Mailing List Archives
Authenticated access
|
|
|
[Date Prev][Date Next][Thread Prev][Thread Next][Date Index][Thread Index]
Re: [HTCondor-users] HTCondor and Docker
- Date: Mon, 13 Apr 2015 17:34:13 +0100
- From: Brian Candler <b.candler@xxxxxxxxx>
- Subject: Re: [HTCondor-users] HTCondor and Docker
On 13/04/2015 16:08, R. Kent Wenger wrote:
I already get DAGman to retry each node once. I am thinking about
retries which require operator intervention, e.g. because of running
out of disk space or a bad NFS mount.
Hmm, sounds like you might want this feature once it's implemented:
https://htcondor-wiki.cs.wisc.edu/index.cgi/tktview?tn=2831,4
Well, I've certainly wanted to do that in the past - when I've noticed a
node failure while the DAG is running (and the retries failed too), but
other jobs are continuing to run happily. Sometimes I've just killed the
whole DAG so that I don't have to wait for it to finish.

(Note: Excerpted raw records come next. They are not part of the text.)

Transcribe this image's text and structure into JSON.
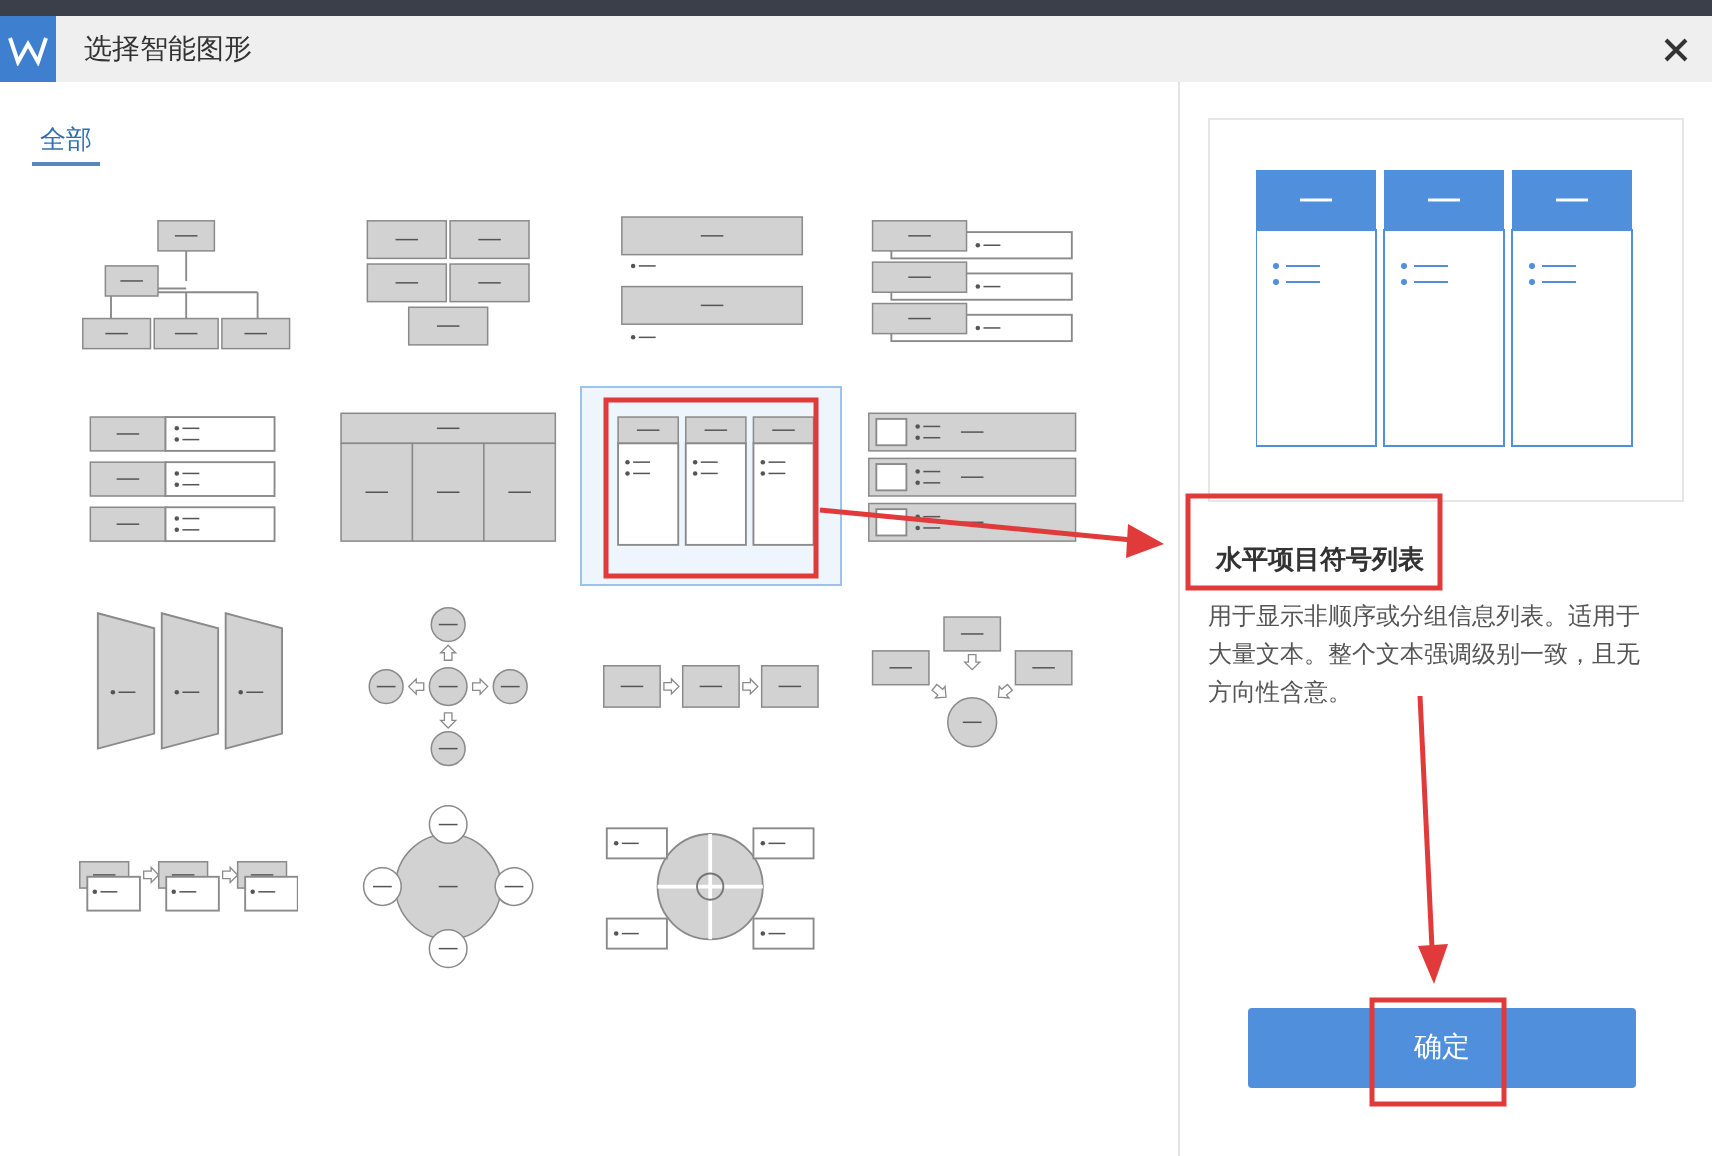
{
  "dialog": {
    "title": "选择智能图形"
  },
  "tabs": [
    {
      "label": "全部",
      "selected": true
    }
  ],
  "shapes": [
    {
      "kind": "org-chart",
      "selected": false
    },
    {
      "kind": "grid-boxes",
      "selected": false
    },
    {
      "kind": "stacked-list",
      "selected": false
    },
    {
      "kind": "bracket-list",
      "selected": false
    },
    {
      "kind": "bullet-rows",
      "selected": false
    },
    {
      "kind": "table-columns",
      "selected": false
    },
    {
      "kind": "bullet-columns",
      "selected": true
    },
    {
      "kind": "picture-list",
      "selected": false
    },
    {
      "kind": "trapezoid-list",
      "selected": false
    },
    {
      "kind": "radial-cross",
      "selected": false
    },
    {
      "kind": "process",
      "selected": false
    },
    {
      "kind": "converging",
      "selected": false
    },
    {
      "kind": "picture-process",
      "selected": false
    },
    {
      "kind": "cycle-circle",
      "selected": false
    },
    {
      "kind": "quadrant",
      "selected": false
    }
  ],
  "preview": {
    "title": "水平项目符号列表",
    "description": "用于显示非顺序或分组信息列表。适用于大量文本。整个文本强调级别一致，且无方向性含意。"
  },
  "button": {
    "label": "确定"
  }
}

So being able to kick off a manual retry would be a good feature.
Another approach I thought of would be for DAGman to delay its retries
until the last possible moment - i.e. when there are no other jobs which
can proceed - instead of retrying as soon as possible. Or perhaps just
the *last* retry should be handled this way.
Anyway... this is just a tweak. The main issue for me is creating a DAG
dynamically (in response to a request received in an AMQP message),
which in turn means a lifecycle of:
* create a working directory
* run the script to create the DAG/submit/input files in this directory
* submit the DAG
* wait for DAG to complete
* send back success/fail message to submitter, and results
* tidy up (i.e. remove the working directory) on DAG success
* on failure, keep all the temp files for post-mortem analysis; after
fixes, resubmit the rescue DAG
* management tools: e.g. list the working directories, clusterID for
running jobs, exit status for finished jobs (eventually a web interface)
I was initially surprised that HTCondor doesn't come with any tooling
for that sort of lifecycle - it seems the assumption is that all
workflows are set up by hand at the CLI.
I did look for HTCondor front-ends; e.g. I found Pegasus, but as far as
I can see, you are still required to create your own working directory
to stick the DAX files into, and to keep track of your submission.
Regards,
Brian.